[Python-ideas] Create Python 2.8 as a transition step to Python 3.x

anatoly techtonik techtonik at gmail.com
Sun Jan 19 10:08:27 CET 2014


On Sat, Jan 18, 2014 at 6:22 AM, Neil Schemenauer
<nas-python at arctrix.com> wrote:
> The transition to Python 3 is happening but there is still a massive
> amount of code that needs to be ported.

That's a common illusion. Python 2 is a good binary language, Python 3
is a good text language. Leaving things as-is saves lifetime and
energy. There is a conflicting constraint that you can't get all
three:

1. readable language
2. work with strings as abstract unicode datapoints
3. work with strings as binary data

Python 2 was more explicit for unicode data (and this was tiresome for
text lovers) and Python 3 is explicit about binary (which makes life
harder for those who work with binary data).

> One of the most disruptive
> changes in Python 3 is the strict separation of bytes from unicode
> strings.  Most of the other incompatible changes can be handled by
> 2to3.

2to3 is far from being a perfect tool, not a user level one, for sure, but
I don't maintain list of all things that cause troubles. Probably the major
one is that there is no docs how to write own fixers (and you need that
for 3rd party projects).

The thing I disagree is that incompatible changes can be handled by 2to3.
There are many internal things that make Python 3 awesome, but they
were not ported to Python 2, because people wanted "the next better
thing" and thought about Python 2 as a dead end.
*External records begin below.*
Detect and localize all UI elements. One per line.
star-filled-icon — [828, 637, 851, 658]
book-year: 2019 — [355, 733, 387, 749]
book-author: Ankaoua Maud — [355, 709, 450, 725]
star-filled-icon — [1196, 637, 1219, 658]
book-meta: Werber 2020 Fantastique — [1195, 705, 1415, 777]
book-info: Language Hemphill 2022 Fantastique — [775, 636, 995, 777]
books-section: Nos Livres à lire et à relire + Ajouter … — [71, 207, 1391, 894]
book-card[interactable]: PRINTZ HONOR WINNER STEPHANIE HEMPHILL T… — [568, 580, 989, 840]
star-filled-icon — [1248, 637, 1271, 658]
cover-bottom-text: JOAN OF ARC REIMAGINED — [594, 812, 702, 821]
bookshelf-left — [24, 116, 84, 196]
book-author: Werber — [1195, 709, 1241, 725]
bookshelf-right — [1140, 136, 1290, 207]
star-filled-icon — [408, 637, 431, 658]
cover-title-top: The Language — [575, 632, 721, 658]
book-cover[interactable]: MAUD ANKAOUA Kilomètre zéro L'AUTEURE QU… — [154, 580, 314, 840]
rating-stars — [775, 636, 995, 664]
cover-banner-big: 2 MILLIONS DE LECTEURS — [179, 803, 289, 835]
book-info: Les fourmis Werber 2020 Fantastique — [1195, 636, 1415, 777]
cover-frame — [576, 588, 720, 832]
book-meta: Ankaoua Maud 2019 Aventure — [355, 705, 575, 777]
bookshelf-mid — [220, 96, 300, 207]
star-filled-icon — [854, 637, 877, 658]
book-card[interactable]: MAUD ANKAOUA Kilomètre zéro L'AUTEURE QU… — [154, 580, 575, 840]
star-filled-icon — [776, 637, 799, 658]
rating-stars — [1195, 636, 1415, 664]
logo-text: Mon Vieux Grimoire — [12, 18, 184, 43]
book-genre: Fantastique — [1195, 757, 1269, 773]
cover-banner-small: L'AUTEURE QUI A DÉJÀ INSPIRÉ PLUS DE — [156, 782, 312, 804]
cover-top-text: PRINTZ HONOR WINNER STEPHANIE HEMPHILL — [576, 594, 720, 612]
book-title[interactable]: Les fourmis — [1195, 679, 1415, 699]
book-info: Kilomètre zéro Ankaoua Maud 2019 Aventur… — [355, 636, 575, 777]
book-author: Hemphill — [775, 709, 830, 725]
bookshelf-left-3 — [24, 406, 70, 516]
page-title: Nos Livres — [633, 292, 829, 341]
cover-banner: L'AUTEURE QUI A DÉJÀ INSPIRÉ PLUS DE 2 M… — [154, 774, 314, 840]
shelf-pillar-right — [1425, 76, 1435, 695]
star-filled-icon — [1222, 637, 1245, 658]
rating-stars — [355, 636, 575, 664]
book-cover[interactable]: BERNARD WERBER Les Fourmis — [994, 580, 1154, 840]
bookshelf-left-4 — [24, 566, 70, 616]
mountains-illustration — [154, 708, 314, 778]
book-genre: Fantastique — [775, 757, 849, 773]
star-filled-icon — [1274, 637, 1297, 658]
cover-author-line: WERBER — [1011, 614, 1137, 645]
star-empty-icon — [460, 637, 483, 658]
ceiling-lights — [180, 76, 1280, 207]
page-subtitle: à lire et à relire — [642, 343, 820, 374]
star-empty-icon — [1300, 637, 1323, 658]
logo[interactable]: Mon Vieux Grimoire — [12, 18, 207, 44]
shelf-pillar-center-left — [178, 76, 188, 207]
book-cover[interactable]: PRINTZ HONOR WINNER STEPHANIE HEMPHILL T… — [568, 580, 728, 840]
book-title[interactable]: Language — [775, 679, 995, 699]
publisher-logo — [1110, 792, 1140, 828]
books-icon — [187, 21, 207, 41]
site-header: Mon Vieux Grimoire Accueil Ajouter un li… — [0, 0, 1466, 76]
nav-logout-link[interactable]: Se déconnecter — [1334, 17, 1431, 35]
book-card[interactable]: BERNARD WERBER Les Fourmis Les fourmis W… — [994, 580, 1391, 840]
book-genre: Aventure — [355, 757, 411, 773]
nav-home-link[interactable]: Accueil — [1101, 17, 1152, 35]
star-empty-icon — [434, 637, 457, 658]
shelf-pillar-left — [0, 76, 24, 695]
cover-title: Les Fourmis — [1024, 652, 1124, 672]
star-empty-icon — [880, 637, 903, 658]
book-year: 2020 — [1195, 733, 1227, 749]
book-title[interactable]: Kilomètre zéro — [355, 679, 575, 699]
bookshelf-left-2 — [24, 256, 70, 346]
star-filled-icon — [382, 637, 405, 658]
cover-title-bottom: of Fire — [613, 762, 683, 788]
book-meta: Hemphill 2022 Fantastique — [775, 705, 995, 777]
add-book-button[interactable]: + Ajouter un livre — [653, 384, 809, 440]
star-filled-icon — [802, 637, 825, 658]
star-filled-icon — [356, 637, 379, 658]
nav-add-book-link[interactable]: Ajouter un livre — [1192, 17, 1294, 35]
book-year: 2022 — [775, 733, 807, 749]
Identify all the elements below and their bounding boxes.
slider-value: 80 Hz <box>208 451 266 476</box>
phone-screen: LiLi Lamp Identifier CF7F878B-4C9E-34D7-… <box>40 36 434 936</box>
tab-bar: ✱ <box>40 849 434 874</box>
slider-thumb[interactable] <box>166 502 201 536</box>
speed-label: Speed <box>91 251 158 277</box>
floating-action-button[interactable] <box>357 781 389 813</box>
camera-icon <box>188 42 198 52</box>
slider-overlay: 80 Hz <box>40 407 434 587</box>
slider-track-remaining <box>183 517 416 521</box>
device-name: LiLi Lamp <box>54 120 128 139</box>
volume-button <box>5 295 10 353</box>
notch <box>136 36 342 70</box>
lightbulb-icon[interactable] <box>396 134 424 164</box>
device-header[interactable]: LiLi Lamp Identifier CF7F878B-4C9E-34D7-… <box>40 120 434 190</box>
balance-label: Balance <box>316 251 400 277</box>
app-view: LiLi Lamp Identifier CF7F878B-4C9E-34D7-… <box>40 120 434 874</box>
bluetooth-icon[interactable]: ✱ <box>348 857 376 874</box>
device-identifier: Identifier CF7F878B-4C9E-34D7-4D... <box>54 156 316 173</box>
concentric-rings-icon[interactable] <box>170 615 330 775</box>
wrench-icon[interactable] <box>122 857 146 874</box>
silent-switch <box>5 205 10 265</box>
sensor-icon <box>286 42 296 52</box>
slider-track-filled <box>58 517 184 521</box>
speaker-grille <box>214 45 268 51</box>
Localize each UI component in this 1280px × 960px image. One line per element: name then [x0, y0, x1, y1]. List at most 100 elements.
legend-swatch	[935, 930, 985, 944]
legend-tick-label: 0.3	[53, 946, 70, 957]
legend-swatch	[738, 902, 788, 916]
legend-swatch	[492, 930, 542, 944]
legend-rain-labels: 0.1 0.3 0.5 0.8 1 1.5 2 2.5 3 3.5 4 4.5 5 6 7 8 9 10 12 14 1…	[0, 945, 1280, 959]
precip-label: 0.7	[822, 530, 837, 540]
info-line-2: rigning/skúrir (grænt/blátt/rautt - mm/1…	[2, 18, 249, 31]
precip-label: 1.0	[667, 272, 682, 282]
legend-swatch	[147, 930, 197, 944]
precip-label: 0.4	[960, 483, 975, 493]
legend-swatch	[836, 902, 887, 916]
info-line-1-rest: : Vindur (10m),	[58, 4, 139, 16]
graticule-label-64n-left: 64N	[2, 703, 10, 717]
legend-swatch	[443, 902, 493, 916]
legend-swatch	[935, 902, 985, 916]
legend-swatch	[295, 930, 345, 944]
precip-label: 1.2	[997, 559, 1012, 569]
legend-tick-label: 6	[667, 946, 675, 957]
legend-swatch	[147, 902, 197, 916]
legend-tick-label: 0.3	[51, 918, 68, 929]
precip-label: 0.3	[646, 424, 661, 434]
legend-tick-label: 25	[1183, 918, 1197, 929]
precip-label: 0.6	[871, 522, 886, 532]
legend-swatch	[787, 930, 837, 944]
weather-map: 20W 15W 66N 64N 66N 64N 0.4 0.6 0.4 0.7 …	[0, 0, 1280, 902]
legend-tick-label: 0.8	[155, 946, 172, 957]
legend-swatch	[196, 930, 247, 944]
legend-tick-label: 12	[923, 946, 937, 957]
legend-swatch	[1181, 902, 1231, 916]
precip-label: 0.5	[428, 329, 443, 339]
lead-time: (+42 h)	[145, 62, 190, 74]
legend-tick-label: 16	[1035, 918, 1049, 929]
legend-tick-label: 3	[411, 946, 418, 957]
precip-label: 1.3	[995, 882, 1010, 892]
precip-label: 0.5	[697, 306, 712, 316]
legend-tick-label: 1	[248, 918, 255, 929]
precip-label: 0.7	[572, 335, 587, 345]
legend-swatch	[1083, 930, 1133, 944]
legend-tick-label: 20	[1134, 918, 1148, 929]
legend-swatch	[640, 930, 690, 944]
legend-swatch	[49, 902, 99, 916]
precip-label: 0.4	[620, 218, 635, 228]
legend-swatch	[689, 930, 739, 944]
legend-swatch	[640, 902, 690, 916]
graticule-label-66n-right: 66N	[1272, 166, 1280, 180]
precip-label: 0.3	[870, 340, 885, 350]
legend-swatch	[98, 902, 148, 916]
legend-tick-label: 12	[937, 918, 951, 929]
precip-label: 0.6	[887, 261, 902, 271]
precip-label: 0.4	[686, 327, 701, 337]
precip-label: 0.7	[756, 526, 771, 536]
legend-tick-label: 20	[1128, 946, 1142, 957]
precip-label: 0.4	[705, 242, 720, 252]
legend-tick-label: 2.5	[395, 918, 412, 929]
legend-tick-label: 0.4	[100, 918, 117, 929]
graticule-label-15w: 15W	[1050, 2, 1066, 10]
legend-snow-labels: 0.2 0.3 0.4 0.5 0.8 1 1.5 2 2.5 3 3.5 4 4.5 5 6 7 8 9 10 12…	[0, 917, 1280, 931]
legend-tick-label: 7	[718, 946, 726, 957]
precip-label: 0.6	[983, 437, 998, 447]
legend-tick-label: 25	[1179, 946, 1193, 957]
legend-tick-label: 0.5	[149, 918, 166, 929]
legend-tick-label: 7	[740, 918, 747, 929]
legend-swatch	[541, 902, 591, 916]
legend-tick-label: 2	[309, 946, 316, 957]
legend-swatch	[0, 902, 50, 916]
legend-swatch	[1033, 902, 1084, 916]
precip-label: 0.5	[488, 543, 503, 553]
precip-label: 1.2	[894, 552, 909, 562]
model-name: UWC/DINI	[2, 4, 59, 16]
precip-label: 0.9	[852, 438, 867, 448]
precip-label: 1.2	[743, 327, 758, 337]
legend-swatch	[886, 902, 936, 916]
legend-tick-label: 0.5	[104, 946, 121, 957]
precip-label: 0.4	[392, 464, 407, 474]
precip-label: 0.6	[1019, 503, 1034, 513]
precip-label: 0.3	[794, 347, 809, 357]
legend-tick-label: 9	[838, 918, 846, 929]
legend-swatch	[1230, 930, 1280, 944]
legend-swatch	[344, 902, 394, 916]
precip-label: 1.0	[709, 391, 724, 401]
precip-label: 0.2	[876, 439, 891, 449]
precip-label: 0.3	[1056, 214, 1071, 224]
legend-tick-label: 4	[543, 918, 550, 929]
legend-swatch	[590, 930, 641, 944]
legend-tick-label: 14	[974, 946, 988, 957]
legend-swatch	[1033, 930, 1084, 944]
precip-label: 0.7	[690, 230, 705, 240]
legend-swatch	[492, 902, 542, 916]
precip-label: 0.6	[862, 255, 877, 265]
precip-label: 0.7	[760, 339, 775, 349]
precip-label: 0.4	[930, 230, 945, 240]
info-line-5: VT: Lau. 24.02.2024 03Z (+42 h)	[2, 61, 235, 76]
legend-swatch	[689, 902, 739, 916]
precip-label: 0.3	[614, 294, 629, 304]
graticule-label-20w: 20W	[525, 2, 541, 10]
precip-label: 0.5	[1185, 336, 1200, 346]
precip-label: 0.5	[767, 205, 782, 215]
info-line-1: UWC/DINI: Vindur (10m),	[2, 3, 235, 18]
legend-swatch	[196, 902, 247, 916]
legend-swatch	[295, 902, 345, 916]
Some of us still think
this way, but I hope that recent threads made them more flexible.

Many internal features would be good to be backported into Python 2
series and these are invisible on 2to3 level.

> Here is a far out idea to make transition smoother.  Release version
> 2.8 of Python with nearly all Python 3.x incompatible changes except
> for the bytes/unicode changes.  This could include:
>
> - print as function
>
> - default string literal as unicode

And this will be literally the end of Python 2.8 in the same way as Python 3.
Just attach here the list of consequences. Good exercise for story-writing:
"And now all strings are unicorne".

> - return view objects for dict.keys(), etc
>
> - rename modules in standard library
>
> - rename long to int
>
> - rename .next() to __next__()
>
> - accept only new 'raise' syntax
>
> - remove backticks for repr
>
> - rename unicode to str
>
> - removal of 'apply', 'buffer', 'callable', 'execfile'
>
> - exec as function
>
> - rename os.getcwdu() to os.getcwd()
>
> - remove dict.has_key
>
> - move intern to sys.intern()
>
> - rename xrange to range
>
> - remove xreadlines
>
> New features of Python 3.x could be backported if easy since they
> could be useful to entice developers to move from 2.7 to 2.8.

What if people don't need bloated Python with all there features?
What if Python 4 should not only move stdlib into modules, but features
also?

I look at this list as an RPG called "Personal Python". You generate
you character by selecting traits you like. Some of them are conflicting
like "default binary vs unicode". Once your character is ready, you may
start to play with it. Probably something I'd expect from PyPy project,
but well it requires more engineering and experiment time than it is
possible in open source projects. Here is the idea without
implementation how to pack those features:

http://techtonik.rainforce.org/2013/04/program-config-as-dna-strand.html

> An alternative approach to producing Python 2.8 would be to start
> with the Python 3.x latest branch.  Modify bytesobject and
> unicodeobject to have as close to Python 2 behavior as practical.

I'd start with PyPy. They need more help with Python 3 transition.